Disclosure of international related-party transactions is done through the international dealings schedule (IDS), lodged as part of their income tax return. Corporate taxpayers (including companies, superannuation funds, and unit trusts) must prepare and lodge an IDS if:
- transactions or dealings with international associates exceed PGK 100,000 in the income year or
- aggregate loan balances with international associates exceed PGK 2 million at any time during the income year.
Multinational groups with PNG operations should prepare and maintain contemporaneous Local File, Master File, and CbCR (where thresholds apply) to substantiate arm's length pricing and reduce adjustment risks during IRC reviews.
Thin capitalisation
Thin capitalisation rules apply to prevent taxpayers from incurring excessive levels of debt. By excessively gearing their investments, companies are able to claim greater tax deductions through the interest expense charged on such debt. Thin capitalisation rules typically feature a debt-to-equity ratio that governs the ratio by which companies can borrow from related parties relative to their equity. Any interest charged on debt that exceeds this ratio will not be deductible for CIT purposes.

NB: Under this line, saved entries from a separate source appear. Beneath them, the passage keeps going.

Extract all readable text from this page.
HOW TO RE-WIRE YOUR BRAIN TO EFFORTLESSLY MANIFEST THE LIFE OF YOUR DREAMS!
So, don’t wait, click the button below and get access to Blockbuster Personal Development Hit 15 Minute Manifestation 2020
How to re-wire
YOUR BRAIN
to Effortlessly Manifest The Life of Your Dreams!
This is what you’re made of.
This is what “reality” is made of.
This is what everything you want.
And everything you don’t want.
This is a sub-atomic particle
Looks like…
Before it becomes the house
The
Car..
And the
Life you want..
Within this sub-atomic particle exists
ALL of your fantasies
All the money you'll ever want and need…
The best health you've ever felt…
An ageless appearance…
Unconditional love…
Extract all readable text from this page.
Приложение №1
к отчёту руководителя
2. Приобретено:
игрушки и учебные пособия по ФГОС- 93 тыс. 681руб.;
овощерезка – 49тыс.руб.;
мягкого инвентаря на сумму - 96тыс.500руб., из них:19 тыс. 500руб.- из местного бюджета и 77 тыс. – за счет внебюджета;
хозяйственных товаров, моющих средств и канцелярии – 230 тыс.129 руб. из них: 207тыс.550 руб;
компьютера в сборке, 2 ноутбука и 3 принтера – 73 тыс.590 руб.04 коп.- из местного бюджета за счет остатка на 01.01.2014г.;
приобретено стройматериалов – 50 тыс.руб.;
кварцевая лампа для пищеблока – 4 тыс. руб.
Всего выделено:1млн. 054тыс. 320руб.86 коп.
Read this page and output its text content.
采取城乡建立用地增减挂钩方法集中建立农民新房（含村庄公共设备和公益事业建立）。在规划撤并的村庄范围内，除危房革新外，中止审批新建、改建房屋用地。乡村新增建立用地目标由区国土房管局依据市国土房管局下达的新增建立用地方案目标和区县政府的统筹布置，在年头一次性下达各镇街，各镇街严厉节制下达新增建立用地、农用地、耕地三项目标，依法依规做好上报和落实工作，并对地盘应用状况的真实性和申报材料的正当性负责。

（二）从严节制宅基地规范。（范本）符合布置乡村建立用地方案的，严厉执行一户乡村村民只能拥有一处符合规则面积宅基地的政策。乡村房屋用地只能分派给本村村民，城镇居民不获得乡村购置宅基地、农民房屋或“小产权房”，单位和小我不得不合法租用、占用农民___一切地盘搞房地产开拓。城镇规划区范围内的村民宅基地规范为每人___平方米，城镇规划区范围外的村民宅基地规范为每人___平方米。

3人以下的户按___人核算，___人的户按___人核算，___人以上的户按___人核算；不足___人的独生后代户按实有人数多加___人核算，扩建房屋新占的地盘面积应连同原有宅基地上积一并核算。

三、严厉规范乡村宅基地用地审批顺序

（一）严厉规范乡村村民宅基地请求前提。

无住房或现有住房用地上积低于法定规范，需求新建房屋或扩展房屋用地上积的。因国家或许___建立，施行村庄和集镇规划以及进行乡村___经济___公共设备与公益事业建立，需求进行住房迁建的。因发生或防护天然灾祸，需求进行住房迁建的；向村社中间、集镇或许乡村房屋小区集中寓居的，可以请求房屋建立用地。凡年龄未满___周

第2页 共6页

Papua New Guinea's thin capitalisation rules apply a debt-to-equity ratio of 2:1 for foreign controlled PNG companies (including PNG permanent establishments of non-residents). The ratio is calculated monthly as the average debt-to-equity over the tax year (average debt and average equity at month-end, divided by months in business in PNG during the year).
"Debt" includes interest-bearing obligations (including finance lease interest) under financial reporting standards (excluding accounts payable outstanding <120 days), and "equity" follows financial reporting standards.
If the 2:1 threshold is exceeded, deductible interest is reduced proportionally using the formula:
Disallowed Interest = Total Deductible Interest × (Excess Debt / Average Debt)
where excess debt is the amount by which average debt exceeds twice average equity.
The rules apply to all deductible interest expenditure (including domestic interest and finance lease interest).
These rules do not apply to licensed financial institutions. Exceptions include where the lender is a resident of a DTA country with a non-discrimination clause, and the average debt does not exceed the arm’s length debt (the amount an unrelated financial institution would lend in an arm’s length transaction).
Controlled foreign companies (CFCs)
PNG's CFC regime targets the use of low-tax entities to prevent deferral of PNG taxation on property (ie. passive) income, rather than broad income inclusion. The rules attribute a proportional share of such income from a qualifying low-tax foreign entity directly to a PNG resident (individual or entity) holding 50% or more direct or indirect interest, making it assessable in PNG in the year the income arises.
Key conditions for attribution include: (1) the foreign entity being in a "low-tax jurisdiction" (effective corporate tax rate below 15%, territorial/remittance-based systems, or jurisdictions with financial secrecy enabling beneficial ownership concealment); and (2) the income qualifying as "property income," encompassing dividends, interest, royalties, rent, pensions, annuities, and other passive income types. Attribution is calculated based on the resident's ownership percentage, with self-assessment requiring taxpayers to identify, compute, and declare the liability.